Yes, that's roughly the correct value for $\beta$. Now you can use that to calculate $\alpha$ as you did before.

 

[MaryBarnes]

so now I've tried tried what you suggested and I got 24.48 deg. Is this right?

if i subtract 24deg from 24 deg i get 0? is this really the answer?

for the third question I'm just going to break it down into components because that way makes way more sense to me. maybe that's not the expectation, but i don't think id loose any marks for doing so.

Thank you for all your help again!

 

[helium4]

if i subtract 24deg from 24 deg i get 0? is this really the answer?

for the third question I'm just going to break it down into components because that way makes way more sense to me. maybe that's not the expectation, but i don't think id loose any marks for doing so.

Thank you for all your help again!

Yes, the angle of $F_{net}$ is roughly 0° (more precisely, it's something like 0.6°, so it's not quite horizontal).

As for the problem with the three forces, you could approach it the same way as these two problems, but you would first need to combine two of the forces into a parallelogram and than take this force and the third force and combine those two into a parallelogram, which would give you the net force. However, the method with breaking the forces down into their components is in my opinion much easier than the parallelogram method, especially if there are more forces involved. Besides, it's a good skill to have for solving more complex problems.

So, good luck with that and let me know if you need any more help.

 

[MaryBarnes]

Yes, the angle of $F_{net}$ is roughly 0° (more precisely, it's something like 0.6°, so it's not quite horizontal).

As for the problem with the three forces, you could approach it the same way as these two problems, but you would first need to combine two of the forces into a parallelogram and than take this force and the third force and combine those two into a parallelogram, which would give you the net force. However, the method with breaking the forces down into their components is in my opinion much easier than the parallelogram method, especially if there are more forces involved. Besides, it's a good skill to have for solving more complex problems.

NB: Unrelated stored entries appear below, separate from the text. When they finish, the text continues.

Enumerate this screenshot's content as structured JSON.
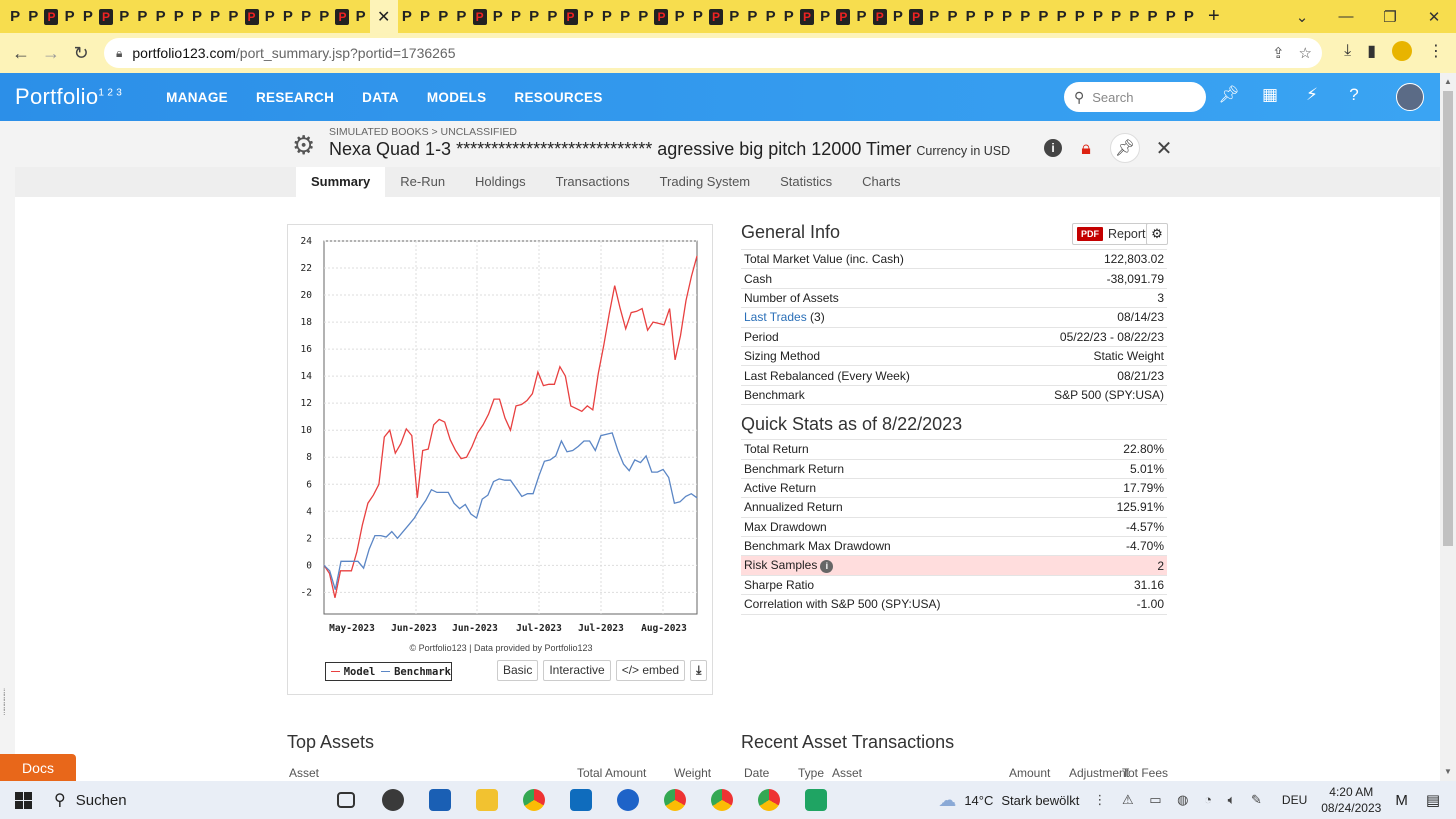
{
  "browser": {
    "url_host": "portfolio123.com",
    "url_path": "/port_summary.jsp?portid=1736265",
    "tab_letter": "P",
    "active_tab_close": "✕",
    "new_tab": "+"
  },
  "app": {
    "logo_text": "Portfolio",
    "logo_mark": "1 2 3",
    "nav": [
      "MANAGE",
      "RESEARCH",
      "DATA",
      "MODELS",
      "RESOURCES"
    ],
    "search_placeholder": "Search"
  },
  "page": {
    "breadcrumb": "SIMULATED BOOKS > UNCLASSIFIED",
    "title": "Nexa Quad 1-3 **************************** agressive big pitch 12000 Timer",
    "currency": "Currency in USD",
    "tabs": [
      "Summary",
      "Re-Run",
      "Holdings",
      "Transactions",
      "Trading System",
      "Statistics",
      "Charts"
    ],
    "active_tab": "Summary"
  },
  "chart_panel": {
    "credit": "© Portfolio123 | Data provided by Portfolio123",
    "legend": [
      "Model",
      "Benchmark"
    ],
    "buttons": [
      "Basic",
      "Interactive",
      "</> embed"
    ]
  },
  "chart_data": {
    "type": "line",
    "ylim": [
      -3.6,
      24
    ],
    "yticks": [
      24,
      22,
      20,
      18,
      16,
      14,
      12,
      10,
      8,
      6,
      4,
      2,
      0,
      -2
    ],
    "xlabels": [
      "May-2023",
      "Jun-2023",
      "Jun-2023",
      "Jul-2023",
      "Jul-2023",
      "Aug-2023"
    ],
    "series": [
      {
        "name": "Model",
        "color": "#e84040",
        "values": [
          0,
          -0.6,
          -2.4,
          -0.4,
          -0.4,
          -0.4,
          1,
          3,
          4.6,
          5.2,
          6,
          9.5,
          10,
          8.3,
          9,
          10.1,
          9.6,
          5,
          8.5,
          8.6,
          10.4,
          10.8,
          10.6,
          9.3,
          8.5,
          7.9,
          8,
          8.8,
          9.8,
          10.4,
          11.2,
          12.3,
          12.3,
          10.9,
          10,
          11.8,
          11.9,
          12.2,
          12.7,
          14.3,
          13.3,
          13.4,
          13.4,
          14.7,
          14,
          11.8,
          11.6,
          11.4,
          11.8,
          11.5,
          14.2,
          16.3,
          18.6,
          20.7,
          19,
          17.5,
          18.7,
          18.8,
          19,
          17.4,
          18,
          17.9,
          17.8,
          19,
          15.2,
          17,
          19.6,
          21.4,
          22.9
        ]
      },
      {
        "name": "Benchmark",
        "color": "#5b86c5",
        "values": [
          0,
          -0.4,
          -1.8,
          0.3,
          0.3,
          0.3,
          0.3,
          -0.2,
          1.2,
          2.2,
          2.2,
          2.1,
          2.5,
          2,
          2.5,
          3,
          3.5,
          4.2,
          4.8,
          5.6,
          5.4,
          5.4,
          5.4,
          4.6,
          4.2,
          4.5,
          3.8,
          3.5,
          4.9,
          5.2,
          6.2,
          6.4,
          6.3,
          6.3,
          5.7,
          5.1,
          5.3,
          5.3,
          6.6,
          7.7,
          7.8,
          8.1,
          9.2,
          8.4,
          8.5,
          8.8,
          9.2,
          9.2,
          8.5,
          9.6,
          9.7,
          9.8,
          8.5,
          7.5,
          7,
          7.8,
          7.6,
          8.1,
          6.9,
          6.9,
          7.1,
          6.5,
          4.6,
          4.7,
          5.1,
          5.3,
          5
        ]
      }
    ]
  },
  "general_info": {
    "title": "General Info",
    "pdf_label": "PDF",
    "report_label": "Report",
    "rows": [
      {
        "label": "Total Market Value (inc. Cash)",
        "value": "122,803.02"
      },
      {
        "label": "Cash",
        "value": "-38,091.79"
      },
      {
        "label": "Number of Assets",
        "value": "3"
      },
      {
        "label": "Last Trades",
        "count": "(3)",
        "value": "08/14/23"
      },
      {
        "label": "Period",
        "value": "05/22/23 - 08/22/23"
      },
      {
        "label": "Sizing Method",
        "value": "Static Weight"
      },
      {
        "label": "Last Rebalanced (Every Week)",
        "value": "08/21/23"
      },
      {
        "label": "Benchmark",
        "value": "S&P 500 (SPY:USA)"
      }
    ]
  },
  "quick_stats": {
    "title": "Quick Stats as of 8/22/2023",
    "rows": [
      {
        "label": "Total Return",
        "value": "22.80%"
      },
      {
        "label": "Benchmark Return",
        "value": "5.01%"
      },
      {
        "label": "Active Return",
        "value": "17.79%"
      },
      {
        "label": "Annualized Return",
        "value": "125.91%"
      },
      {
        "label": "Max Drawdown",
        "value": "-4.57%"
      },
      {
        "label": "Benchmark Max Drawdown",
        "value": "-4.70%"
      },
      {
        "label": "Risk Samples",
        "value": "2"
      },
      {
        "label": "Sharpe Ratio",
        "value": "31.16"
      },
      {
        "label": "Correlation with S&P 500 (SPY:USA)",
        "value": "-1.00"
      }
    ]
  },
  "bottom": {
    "top_assets_title": "Top Assets",
    "top_assets_cols": [
      "Asset",
      "Total Amount",
      "Weight"
    ],
    "recent_title": "Recent Asset Transactions",
    "recent_cols": [
      "Date",
      "Type",
      "Asset",
      "Amount",
      "Adjustment",
      "Tot Fees"
    ]
  },
  "docs_label": "Docs",
  "taskbar": {
    "search": "Suchen",
    "temperature": "14°C",
    "weather": "Stark bewölkt",
    "lang": "DEU",
    "time": "4:20 AM",
    "date": "08/24/2023"
  }
}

So, good luck with that and let me know if you need any more help.

I tried the third answer using the sin and cosine law. Is this right?

fnet^2=2N^2+17N^2 -2(2N)(17N)cos45
Fnet=square root of:244.9
Fnet=15.6N or 16N

sin45/15.6N=sin/2N
sin=2Nsin45/15.6N
sin-1(0.0906)
=5.2deg

45deg-5.2deg=40

 

[helium4]

I tried the third answer using the sin and cosine law. Is this right?

fnet^2=2N^2+17N^2 -2(2N)(17N)cos45
Fnet=square root of:244.9
Fnet=15.6N or 16N

sin45/15.6N=sin/2N
sin=2Nsin45/15.6N
sin-1(0.0906)
=5.2deg

45deg-5.2deg=40

Yes, that's correct, but you need to say that $F_{net}$ points to the left with 40° angle between the vector and the horizontal (i.e. points in the NW direction), otherwise it may seem as though it would point to the right (NE direction), which would be incorrect.

 

[MaryBarnes]

Yes, that's correct, but you need to say that $F_{net}$ points to the left with 40° angle between the vector and the horizontal (i.e. points in the NW direction), otherwise it may seem as though it would point to the right (NE direction), which would be incorrect.

Ok, thanks for mentioning that. Thank you for all of your help! Now I actually understand how work with these equations!